Jungjournalist Fabius Leibrock, Preiträger des Axel-Buchholz-Preises

Menschen im Regionalverband : Journalistischer Überflieger aus Saarbrücken

Fabius Leibrock ist 16 Jahre alt und geht auf das Deutsch-Französische Gymnasium in Saarbrücken. Neben der Schule arbeitet er als Journalist und ist seit Ende Mai Axel-Buchholz-Preisträger.

Auf den ersten Blick sieht Fabius Leibrock älter aus als 16 Jahre. Mit seinen 1,95 Metern überragt er alle anderen Passanten in der Saarbrücker Fußgängerzone. Erst auf den zweiten Blick ist sein Alter an seinen noch sehr jungen Gesichtszügen und der noch etwas schlaksigen Gestalt, die viele Jugendliche in seinem Alter haben, zu erkennen. Leibrock ist Jungjournalist und ein erfolgreicher noch dazu. Ende Mai dieses Jahres wurde er für einen Artikel über die „Saarbrücker Wegwerfgesellschaft“ mit dem Axel-Buchholz-Preis ausgezeichnet.
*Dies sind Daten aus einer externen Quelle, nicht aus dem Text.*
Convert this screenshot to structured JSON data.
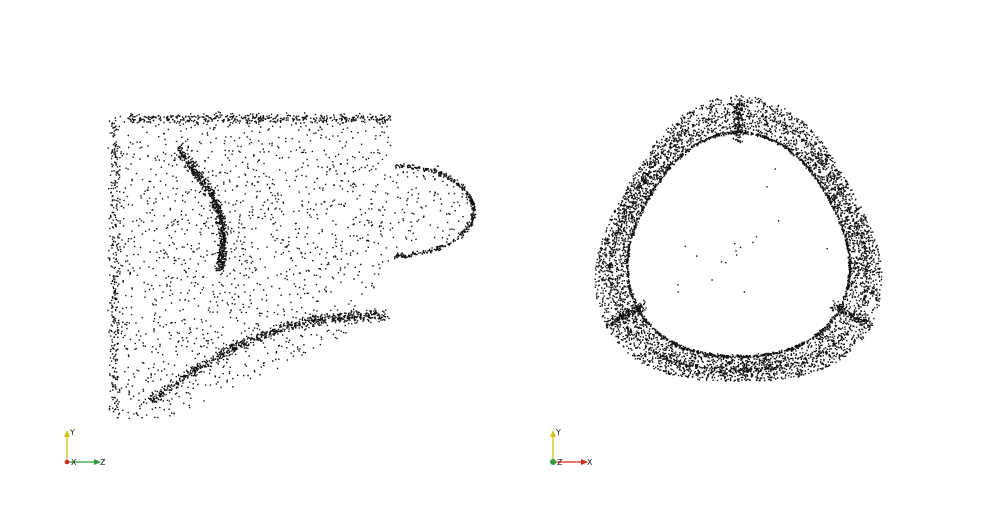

Auf die Frage, wie er zum Journalismus gekommen sei, schmunzelt der Saarbrücker Schüler. „Das ist eine lange Geschichte“, beginnt er dann zu erzählen. Und tatsächlich: Trotz seiner Jugend ist Leibrock schon seit fünf Jahren im Journalismus aktiv. Angefangen hat es mit einem eigenen Internetradio, dann kam ein Schülerbetriebspraktikum beim Radio und später Arbeit bei drei verschiedenen Schüler- und Jugendzeitungen. Zusammen mit einem Mitschüler betreibt Leibrock heute sogar ein eigenes Online-Schülermagazin namens „Der Jungreporter“. Unabhängige Berichterstattung über Themen, die die Jugend interessieren, wollen die beiden dort anbieten.

Beim Reden über den Journalismus und seine persönlichen Ziele blüht Leibrock auf. Schnell merkt man, dass er hier nicht über seine Arbeit redet, sondern vor allem über seine Leidenschaft. Neben der Schule spielt er noch Klavier, der Journalismus nimmt aber den größten Teil seiner Freizeit ein. Dass er selbst täglich die Nachrichten liest, wird im Gespräch schnell klar. Selbstbewusst und informiert erzählt Leibrock von seiner Sicht auf aktuelle tagespolitische Themen, egal ob „Fridays for Future“-Demos, Rezos Youtube-Video über die CDU oder auch den generellen Medienkonsum seiner Mitschüler. Auch die meisten anderen Jugendlichen seien „durchaus medienaffin“, schätzt Leibrock. Nur sei ihr Wissen meist zu einseitig, weil sie sich nicht ausreichend informieren würden.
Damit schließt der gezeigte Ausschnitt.